Il résulte par ailleurs du rapprochement des articles L.1235-2 et L.1235-5 du code du travail que, lorsque le licenciement d'un salarié de moins de deux ans d'ancienneté ou intervenu dans une entreprise employant habituellement moins de onze salariés survient sans que la procédure requise ait été observée, le salarié ne peut prétendre à une indemnité pour irrégularité de la procédure, sauf en cas de méconnaissance des dispositions relatives à l'assistance du salarié par un conseiller. Dans ce cas le salarié peut prétendre à une indemnité pour irrégularité de la procédure, qu'il s'agisse ou non d'un licenciement pour cause réelle et sérieuse.
En l'espèce, alors que la convocation effective du salarié à un entretien préalable est suffisamment établie, il apparaît que l'irrégularité alléguée, à savoir le non-respect du délai de cinq jours prévu par l'article L.1232-2 susmentionné n'est pas une méconnaissance des dispositions relatives à l'assistance du salarié par un conseiller. Il s'en suit que M. [I] n'a droit à aucune indemnité à ce titre.
Le jugement sera confirmé en ce qu'il rejette la demande de ce chef.
3 : Sur les intérêts
La décision de liquidation judiciaire du 11 février 2019 a arrêté le cours des intérêts.
Dès lors, conformément aux dispositions de l'article 1231-7 du code civil, les intérêts au taux légal courent sur les créances salariales à compter de l'accusé de réception de la convocation, le 30 juin 2014, de l'employeur devant le bureau de conciliation jusqu'au 11 février 2019 et, sur les créances indemnitaires confirmées à compter du jugement de première instance du 25 janvier 2018 jusqu'à cette même date.
4 : Sur la garantie des AGS
Le présent arrêt est nécessairement opposable à l'association AGS dans les limites de sa garantie.
Le jugement sera complété en ce sens
5 : Sur les demandes accessoires
Au regard du sens de la décision, le jugement sera confirmé sur les dépens et les frais irrépétibles.

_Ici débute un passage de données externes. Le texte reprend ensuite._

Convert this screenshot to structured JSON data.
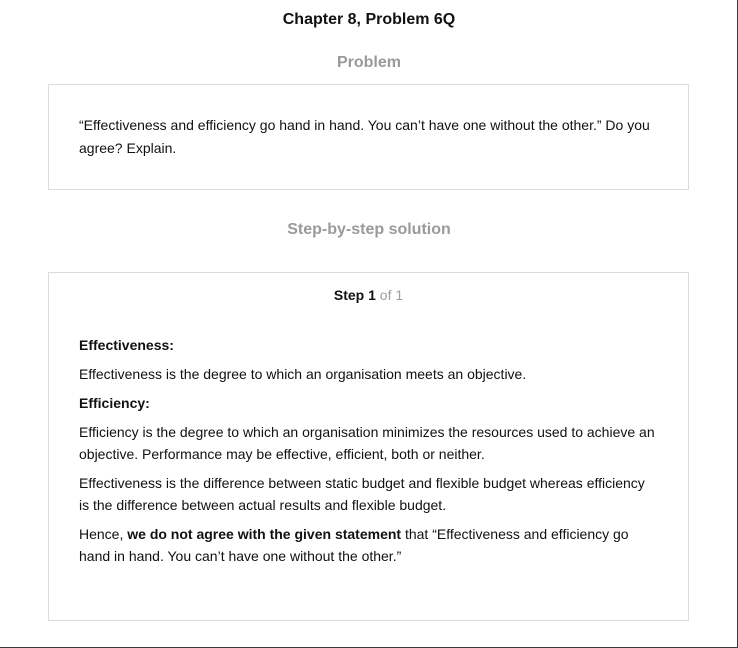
{
  "page": {
    "title": "Chapter 8, Problem 6Q"
  },
  "problem": {
    "heading": "Problem",
    "text": "“Effectiveness and efficiency go hand in hand. You can’t have one without the other.” Do you agree? Explain."
  },
  "solution": {
    "heading": "Step-by-step solution",
    "step": {
      "word": "Step",
      "number": "1",
      "of_text": "of 1"
    },
    "effectiveness_heading": "Effectiveness:",
    "effectiveness_text": "Effectiveness is the degree to which an organisation meets an objective.",
    "efficiency_heading": "Efficiency:",
    "efficiency_text": "Efficiency is the degree to which an organisation minimizes the resources used to achieve an objective. Performance may be effective, efficient, both or neither.",
    "difference_text": "Effectiveness is the difference between static budget and flexible budget whereas efficiency is the difference between actual results and flexible budget.",
    "conclusion": {
      "prefix": "Hence, ",
      "emphasis": "we do not agree with the given statement",
      "suffix": " that “Effectiveness and efficiency go hand in hand. You can’t have one without the other.”"
    }
  }
}
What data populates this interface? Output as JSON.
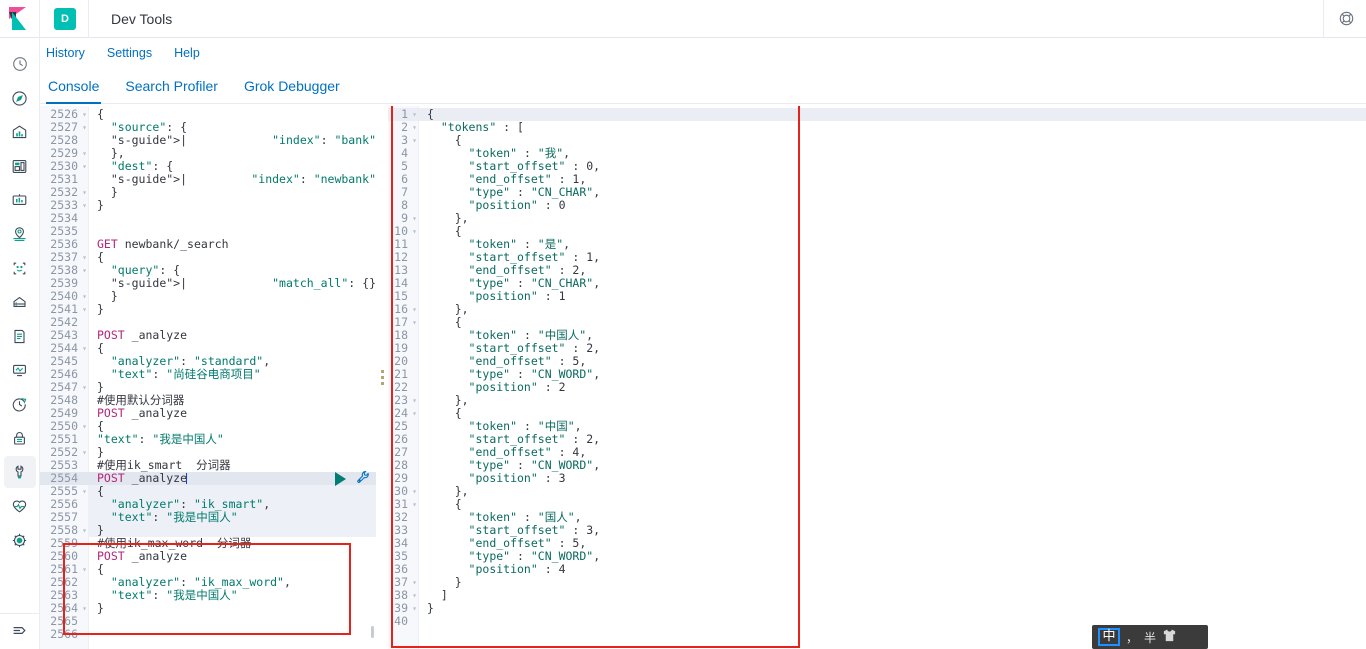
{
  "header": {
    "logo_name": "kibana-logo",
    "space_badge": "D",
    "app_title": "Dev Tools",
    "help_icon": "help-globe-icon"
  },
  "sidebar": {
    "items": [
      {
        "icon": "recently-viewed-clock-icon",
        "active": false
      },
      {
        "icon": "discover-compass-icon",
        "active": false
      },
      {
        "icon": "visualize-bar-chart-icon",
        "active": false
      },
      {
        "icon": "dashboard-layout-icon",
        "active": false
      },
      {
        "icon": "canvas-presentation-icon",
        "active": false
      },
      {
        "icon": "maps-location-icon",
        "active": false
      },
      {
        "icon": "machine-learning-icon",
        "active": false
      },
      {
        "icon": "infrastructure-server-icon",
        "active": false
      },
      {
        "icon": "logs-document-icon",
        "active": false
      },
      {
        "icon": "apm-monitor-icon",
        "active": false
      },
      {
        "icon": "uptime-clock-arrow-icon",
        "active": false
      },
      {
        "icon": "security-lock-icon",
        "active": false
      },
      {
        "icon": "dev-tools-wrench-icon",
        "active": true
      },
      {
        "icon": "monitoring-heartbeat-icon",
        "active": false
      },
      {
        "icon": "management-gear-icon",
        "active": false
      }
    ],
    "collapse_icon": "collapse-arrow-icon"
  },
  "nav": {
    "links": [
      {
        "label": "History"
      },
      {
        "label": "Settings"
      },
      {
        "label": "Help"
      }
    ]
  },
  "tabs": [
    {
      "label": "Console",
      "active": true
    },
    {
      "label": "Search Profiler",
      "active": false
    },
    {
      "label": "Grok Debugger",
      "active": false
    }
  ],
  "editor": {
    "first_line_number": 2526,
    "active_line_number": 2554,
    "run_icon": "play-triangle-icon",
    "wrench_icon": "wrench-icon",
    "splitter_icon": "drag-handle-dots-icon",
    "lines": [
      {
        "n": 2526,
        "fold": true,
        "text": "{"
      },
      {
        "n": 2527,
        "fold": true,
        "text": "  \"source\": {"
      },
      {
        "n": 2528,
        "fold": false,
        "text": "  |  \"index\": \"bank\""
      },
      {
        "n": 2529,
        "fold": true,
        "text": "  },"
      },
      {
        "n": 2530,
        "fold": true,
        "text": "  \"dest\": {"
      },
      {
        "n": 2531,
        "fold": false,
        "text": "  |  \"index\": \"newbank\""
      },
      {
        "n": 2532,
        "fold": true,
        "text": "  }"
      },
      {
        "n": 2533,
        "fold": true,
        "text": "}"
      },
      {
        "n": 2534,
        "fold": false,
        "text": ""
      },
      {
        "n": 2535,
        "fold": false,
        "text": ""
      },
      {
        "n": 2536,
        "fold": false,
        "text": "GET newbank/_search"
      },
      {
        "n": 2537,
        "fold": true,
        "text": "{"
      },
      {
        "n": 2538,
        "fold": true,
        "text": "  \"query\": {"
      },
      {
        "n": 2539,
        "fold": false,
        "text": "  |  \"match_all\": {}"
      },
      {
        "n": 2540,
        "fold": true,
        "text": "  }"
      },
      {
        "n": 2541,
        "fold": true,
        "text": "}"
      },
      {
        "n": 2542,
        "fold": false,
        "text": ""
      },
      {
        "n": 2543,
        "fold": false,
        "text": "POST _analyze"
      },
      {
        "n": 2544,
        "fold": true,
        "text": "{"
      },
      {
        "n": 2545,
        "fold": false,
        "text": "  \"analyzer\": \"standard\","
      },
      {
        "n": 2546,
        "fold": false,
        "text": "  \"text\": \"尚硅谷电商项目\""
      },
      {
        "n": 2547,
        "fold": true,
        "text": "}"
      },
      {
        "n": 2548,
        "fold": false,
        "text": "#使用默认分词器"
      },
      {
        "n": 2549,
        "fold": false,
        "text": "POST _analyze"
      },
      {
        "n": 2550,
        "fold": true,
        "text": "{"
      },
      {
        "n": 2551,
        "fold": false,
        "text": "\"text\": \"我是中国人\""
      },
      {
        "n": 2552,
        "fold": true,
        "text": "}"
      },
      {
        "n": 2553,
        "fold": false,
        "text": "#使用ik_smart  分词器"
      },
      {
        "n": 2554,
        "fold": false,
        "text": "POST _analyze"
      },
      {
        "n": 2555,
        "fold": true,
        "text": "{"
      },
      {
        "n": 2556,
        "fold": false,
        "text": "  \"analyzer\": \"ik_smart\","
      },
      {
        "n": 2557,
        "fold": false,
        "text": "  \"text\": \"我是中国人\""
      },
      {
        "n": 2558,
        "fold": true,
        "text": "}"
      },
      {
        "n": 2559,
        "fold": false,
        "text": "#使用ik_max_word  分词器"
      },
      {
        "n": 2560,
        "fold": false,
        "text": "POST _analyze"
      },
      {
        "n": 2561,
        "fold": true,
        "text": "{"
      },
      {
        "n": 2562,
        "fold": false,
        "text": "  \"analyzer\": \"ik_max_word\","
      },
      {
        "n": 2563,
        "fold": false,
        "text": "  \"text\": \"我是中国人\""
      },
      {
        "n": 2564,
        "fold": true,
        "text": "}"
      },
      {
        "n": 2565,
        "fold": false,
        "text": ""
      },
      {
        "n": 2566,
        "fold": false,
        "text": ""
      }
    ]
  },
  "response": {
    "lines": [
      {
        "n": 1,
        "fold": true,
        "text": "{"
      },
      {
        "n": 2,
        "fold": true,
        "text": "  \"tokens\" : ["
      },
      {
        "n": 3,
        "fold": true,
        "text": "    {"
      },
      {
        "n": 4,
        "fold": false,
        "text": "      \"token\" : \"我\","
      },
      {
        "n": 5,
        "fold": false,
        "text": "      \"start_offset\" : 0,"
      },
      {
        "n": 6,
        "fold": false,
        "text": "      \"end_offset\" : 1,"
      },
      {
        "n": 7,
        "fold": false,
        "text": "      \"type\" : \"CN_CHAR\","
      },
      {
        "n": 8,
        "fold": false,
        "text": "      \"position\" : 0"
      },
      {
        "n": 9,
        "fold": true,
        "text": "    },"
      },
      {
        "n": 10,
        "fold": true,
        "text": "    {"
      },
      {
        "n": 11,
        "fold": false,
        "text": "      \"token\" : \"是\","
      },
      {
        "n": 12,
        "fold": false,
        "text": "      \"start_offset\" : 1,"
      },
      {
        "n": 13,
        "fold": false,
        "text": "      \"end_offset\" : 2,"
      },
      {
        "n": 14,
        "fold": false,
        "text": "      \"type\" : \"CN_CHAR\","
      },
      {
        "n": 15,
        "fold": false,
        "text": "      \"position\" : 1"
      },
      {
        "n": 16,
        "fold": true,
        "text": "    },"
      },
      {
        "n": 17,
        "fold": true,
        "text": "    {"
      },
      {
        "n": 18,
        "fold": false,
        "text": "      \"token\" : \"中国人\","
      },
      {
        "n": 19,
        "fold": false,
        "text": "      \"start_offset\" : 2,"
      },
      {
        "n": 20,
        "fold": false,
        "text": "      \"end_offset\" : 5,"
      },
      {
        "n": 21,
        "fold": false,
        "text": "      \"type\" : \"CN_WORD\","
      },
      {
        "n": 22,
        "fold": false,
        "text": "      \"position\" : 2"
      },
      {
        "n": 23,
        "fold": true,
        "text": "    },"
      },
      {
        "n": 24,
        "fold": true,
        "text": "    {"
      },
      {
        "n": 25,
        "fold": false,
        "text": "      \"token\" : \"中国\","
      },
      {
        "n": 26,
        "fold": false,
        "text": "      \"start_offset\" : 2,"
      },
      {
        "n": 27,
        "fold": false,
        "text": "      \"end_offset\" : 4,"
      },
      {
        "n": 28,
        "fold": false,
        "text": "      \"type\" : \"CN_WORD\","
      },
      {
        "n": 29,
        "fold": false,
        "text": "      \"position\" : 3"
      },
      {
        "n": 30,
        "fold": true,
        "text": "    },"
      },
      {
        "n": 31,
        "fold": true,
        "text": "    {"
      },
      {
        "n": 32,
        "fold": false,
        "text": "      \"token\" : \"国人\","
      },
      {
        "n": 33,
        "fold": false,
        "text": "      \"start_offset\" : 3,"
      },
      {
        "n": 34,
        "fold": false,
        "text": "      \"end_offset\" : 5,"
      },
      {
        "n": 35,
        "fold": false,
        "text": "      \"type\" : \"CN_WORD\","
      },
      {
        "n": 36,
        "fold": false,
        "text": "      \"position\" : 4"
      },
      {
        "n": 37,
        "fold": true,
        "text": "    }"
      },
      {
        "n": 38,
        "fold": true,
        "text": "  ]"
      },
      {
        "n": 39,
        "fold": true,
        "text": "}"
      },
      {
        "n": 40,
        "fold": false,
        "text": ""
      }
    ]
  },
  "annotations": {
    "boxes": [
      {
        "name": "response-highlight-box"
      },
      {
        "name": "ik-max-word-request-highlight-box"
      }
    ],
    "color": "#e7221a"
  },
  "ime": {
    "mode_label": "中",
    "punct_label": "，",
    "width_label": "半",
    "skin_icon": "ime-skin-shirt-icon"
  }
}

Partie perdante, le liquidateur ès qualité supportera également les éventuels dépens de l'appel.
PAR CES MOTIFS :
La cour :
- Confirme le jugement du conseil de prud'hommes de Paris du 25 janvier 2018 sauf sur le montant de l'indemnité de préavis, des congés payés afférents et sur le principe de l'indemnité de congés payés ;
Statuant à nouveau et y ajoutant :
- Fixe au passif de la société BVCD Conseils la somme de 1.026,73 euros, outre 102 euros de congés payés au titre du préavis ;
- Rejette le surplus de la demande à ce titre ;
- Rejette la demande d'indemnité de congés payés ;
- Fixe le montant confirmé des dommages-intérêts pour licenciement abusif soit 18.891,30 euros au passif de la société BVCD Conseils ;
- Rappelle que les intérêts au taux légal courent sur les créances salariales du 30 juin 2014 au 11 février 2019 et sur les créances indemnitaires confirmées à compter du 25 janvier 2018 jusqu'à cette même date ;
- Dit que le présent arrêt est nécessairement opposable à l'association AGS CGEA d'Annecy dans les limites de sa garantie ;
- Condamne la SELARL Etude Bouvet et Guyonnet en sa qualité de liquidateur aux dépens.